Je suis dans une position un peu délicate dans toute cette histoire à propos des standards, car je suis pris entre deux feux. D'une part Luc est un ami que je respecte et que j'admire, de l'autre, j'ai fait la promotion des standards depuis plus de 4 ans. Enfin, je sais plus des dessous de l'affaire que la plupart de mes collègues pro-standards. Car dans cette affaire, le contexte est essentiel, et je ne sais pas dans quelle mesure je peux rendre public ce que je sais. Heureusement, Luc s'est longuement expliqué dans un commentaire sur Embruns.net, que je vous encourage à lire (merci à Karl pour avoir calmé le débat, équipé de sa casquette du W3C). Voici un extrait commenté et caviardé par votre serviteur en vue de le rendre plus concis et plus clair. J'ai donc retiré beaucoup d'incises, espérant respecter la pensée de Luc tout en allant droit au but :

Le problème auquel j'ai été confronté (...) est que si d'un côté l'idée des standards est bien installée, de l'autre la conception du web dans la tête de certains décideurs, est restée celle du petit truc qu'on fait vite facilement avec des outils qui pondent de la page.

Au fond ce ne serait pas grave si cela (dans mon cas précis) n'avait pas de conséquence sur le temps alloué. L'objet de mon post (...) était (que) lorsqu'on place quelqu'un dans des conditions de bricolage, l'implémentation des standards devient un enfer et à tout prendre, le vilain web à l'ancienne (basé sur la notion de page et pas celle de site) est presque plus jouable...

Ce que j'ai osé dire, le tabou que j'ai osé citer c'est que ce serait bien maintenant que les standards sont (ou commencent à être) acceptés, de faire la même promotion pour que des gens ne se retrouvent pas dans des conditions de bricolage, et qu'il soit communément admis qu'un projet web conforme est un vrai projet informatique et pas une vague étape de design vite fait.

Luc a tout à fait raison la-dessus ! Dans le projet qu'il décrit, les standards étaient un pré-requis (ce qui est une bonne chose), mais l'approche était incompatible, car on comptait coder les pages au fur et à mesure, sans réflexion préalable, trouvant le consensus au fur et à mesure de la rédaction du site.

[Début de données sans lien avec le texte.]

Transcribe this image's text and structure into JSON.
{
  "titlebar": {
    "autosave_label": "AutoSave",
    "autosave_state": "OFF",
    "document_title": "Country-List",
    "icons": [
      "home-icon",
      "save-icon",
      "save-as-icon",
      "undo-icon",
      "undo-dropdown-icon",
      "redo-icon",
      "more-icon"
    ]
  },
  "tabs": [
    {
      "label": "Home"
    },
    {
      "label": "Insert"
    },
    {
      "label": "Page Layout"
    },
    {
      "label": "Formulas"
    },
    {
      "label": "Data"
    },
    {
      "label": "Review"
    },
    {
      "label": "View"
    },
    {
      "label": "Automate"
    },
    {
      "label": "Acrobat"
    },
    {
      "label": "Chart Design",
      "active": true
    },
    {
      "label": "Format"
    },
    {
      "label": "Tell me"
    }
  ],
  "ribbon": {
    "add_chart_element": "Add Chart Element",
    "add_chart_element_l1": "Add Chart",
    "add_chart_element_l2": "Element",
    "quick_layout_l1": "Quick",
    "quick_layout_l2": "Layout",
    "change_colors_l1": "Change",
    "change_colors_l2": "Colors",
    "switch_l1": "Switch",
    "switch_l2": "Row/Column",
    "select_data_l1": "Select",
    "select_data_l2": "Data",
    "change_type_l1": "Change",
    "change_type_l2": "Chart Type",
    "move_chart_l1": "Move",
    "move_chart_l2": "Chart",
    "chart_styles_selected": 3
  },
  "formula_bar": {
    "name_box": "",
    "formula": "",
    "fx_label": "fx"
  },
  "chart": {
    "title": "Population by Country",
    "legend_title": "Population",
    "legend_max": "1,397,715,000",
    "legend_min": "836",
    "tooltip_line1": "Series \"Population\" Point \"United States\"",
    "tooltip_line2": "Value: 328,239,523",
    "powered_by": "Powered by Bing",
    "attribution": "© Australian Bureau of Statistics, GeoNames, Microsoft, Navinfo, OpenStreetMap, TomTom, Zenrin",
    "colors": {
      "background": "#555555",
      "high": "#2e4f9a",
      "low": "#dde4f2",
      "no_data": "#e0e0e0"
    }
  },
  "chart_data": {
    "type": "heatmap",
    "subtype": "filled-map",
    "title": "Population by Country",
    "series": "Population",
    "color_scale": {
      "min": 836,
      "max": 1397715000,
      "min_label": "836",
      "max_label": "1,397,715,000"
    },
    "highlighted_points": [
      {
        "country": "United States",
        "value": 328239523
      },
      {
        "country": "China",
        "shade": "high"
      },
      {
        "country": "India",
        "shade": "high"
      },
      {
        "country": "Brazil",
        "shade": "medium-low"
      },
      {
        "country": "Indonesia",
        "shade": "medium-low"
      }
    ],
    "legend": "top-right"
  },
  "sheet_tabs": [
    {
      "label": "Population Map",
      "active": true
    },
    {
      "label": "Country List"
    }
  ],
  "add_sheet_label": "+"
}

Ma sensation est la suivante :

Avant : à l'époque de ce que j'ai appelé le HTML (et qu'il faut lire « comme à l'époque ou l'unité en HTML était la page et ou donc les problèmes étaient limités à une page ») il était possible de bricoler. C'est mal, c'est tout ce qu'on veut, mais vraiment ça s'est fait beaucoup.

Oh que oui...

Aujourd'hui : si on veut implémenter intelligemment les standards du Web (lire XHTML et CSS) l'unité au niveau de CSS n'est plus la page mais le site.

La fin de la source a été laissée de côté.